July Corn closed 32 cents higher ($6.88 ¾), Sept 28 ¾ cents higher ($6.02) & Dec 31 ½ cents higher ($5.77)
Weekly Corn Export Inspections – 2.049 M T. vs. 1.500-2.000 M T. expected
Flat price corn starts sharply higher Sunday night, traded limit up in the day session and finished the day sharply higher. It seems we are looking at our first “hot & dry” scare of the season as the Dakotas are forecasted to flirt with triple degree heat later this week. Over the weekend there were some scattered reports of frost damage in the northwestern Midwest. Much of this was dismissed deferring to talk about the forecasted heat for later this week. Weekly export inspections were stout at just over 2.000 M T. Adding to the day’s excitement was another downgrade to the 2nd season corn crop in Brazil from the consulting agency AgRural.
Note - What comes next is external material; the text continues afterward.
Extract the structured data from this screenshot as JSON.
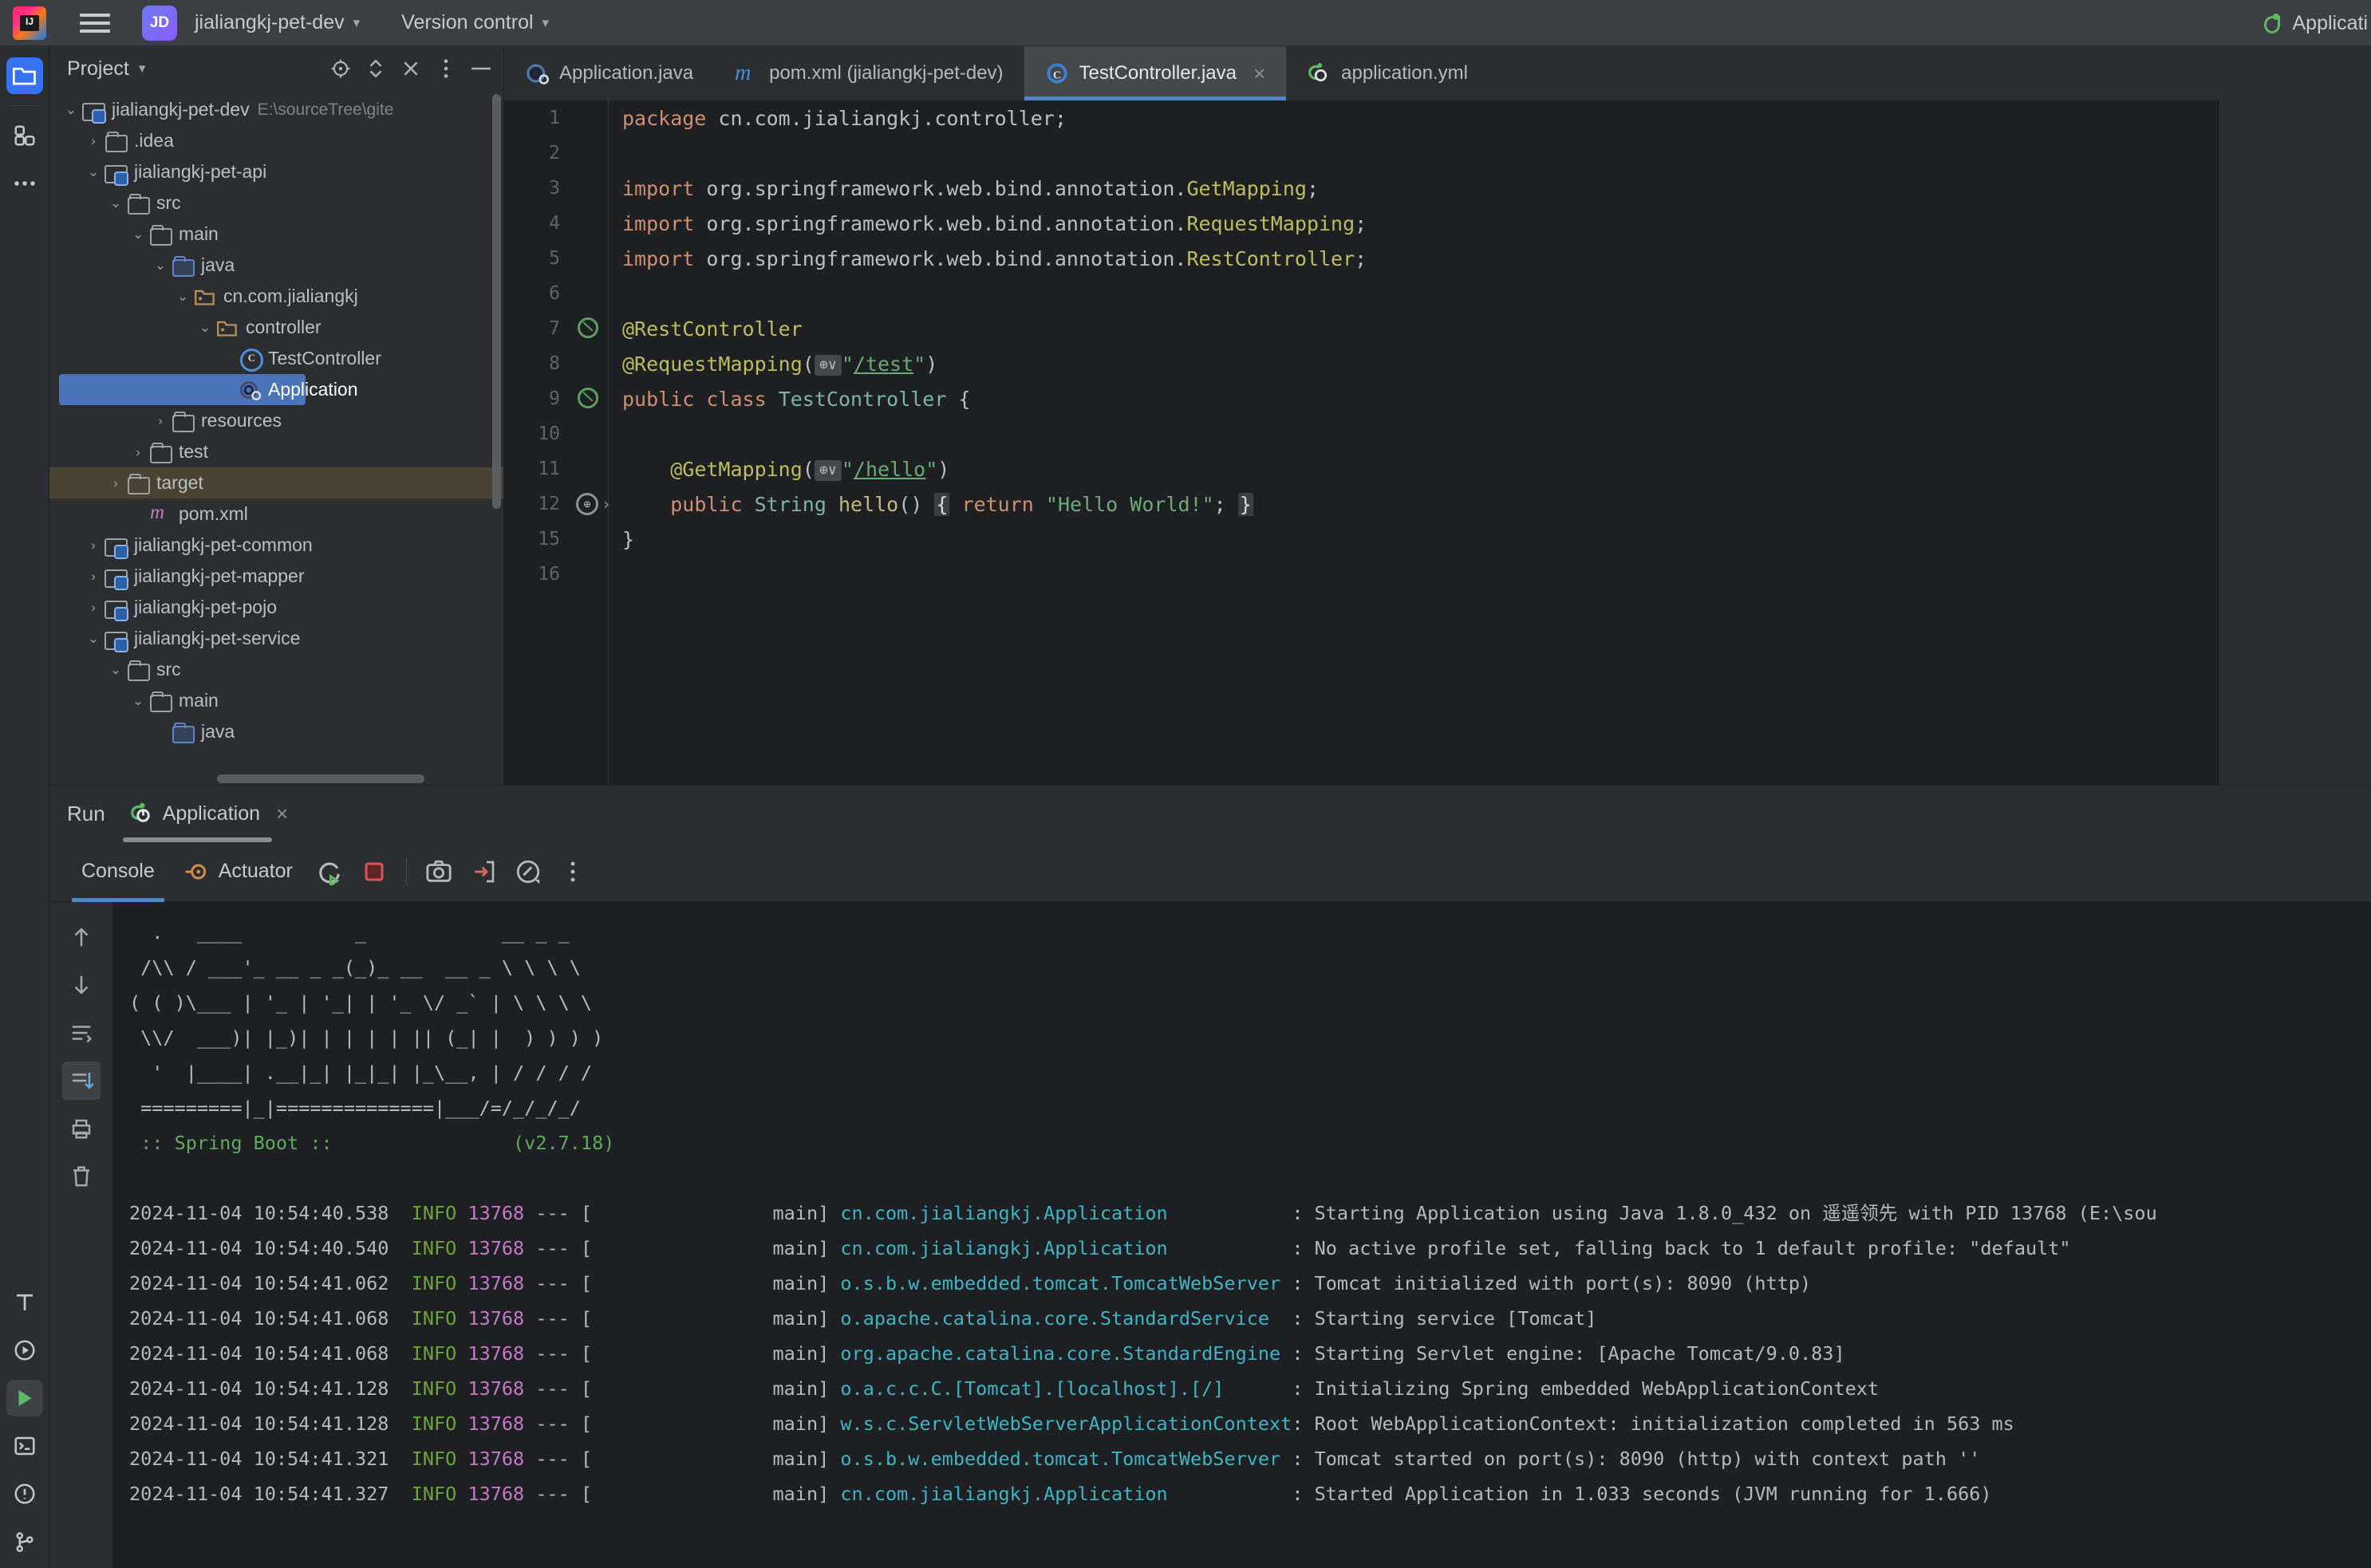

Couple all of this with the sales we already have on the books with China additional risk premium is warranted.
The trade is expecting to see 96% of the intended corn crop planted. The USDA reports 95% of the crop has been planted and 81% emerged. The 5-year norm for planting is 87% and emergence 70%. The first corn crop rating of the season is expected at 70% GE. Range of ideas ran from 64% to 78% GE. The USDA is rating the corn crop at 76% GE vs. 74% GE one year ago.
The latest technical read now has July corn pointing to the resistance that was established two weeks ago; the $7.10 – $7.15 level. Similar resistance targets for December corn are now $6.05 – $6.10.
Daily Support & Resistance – 06/02
July Corn: $6.67 – $7.12
Dec Corn: $5.60 – $6.00
The risk of trading futures and options can be substantial. Each investor must consider whether this is a suitable investment. Past performance is not indicative of future results.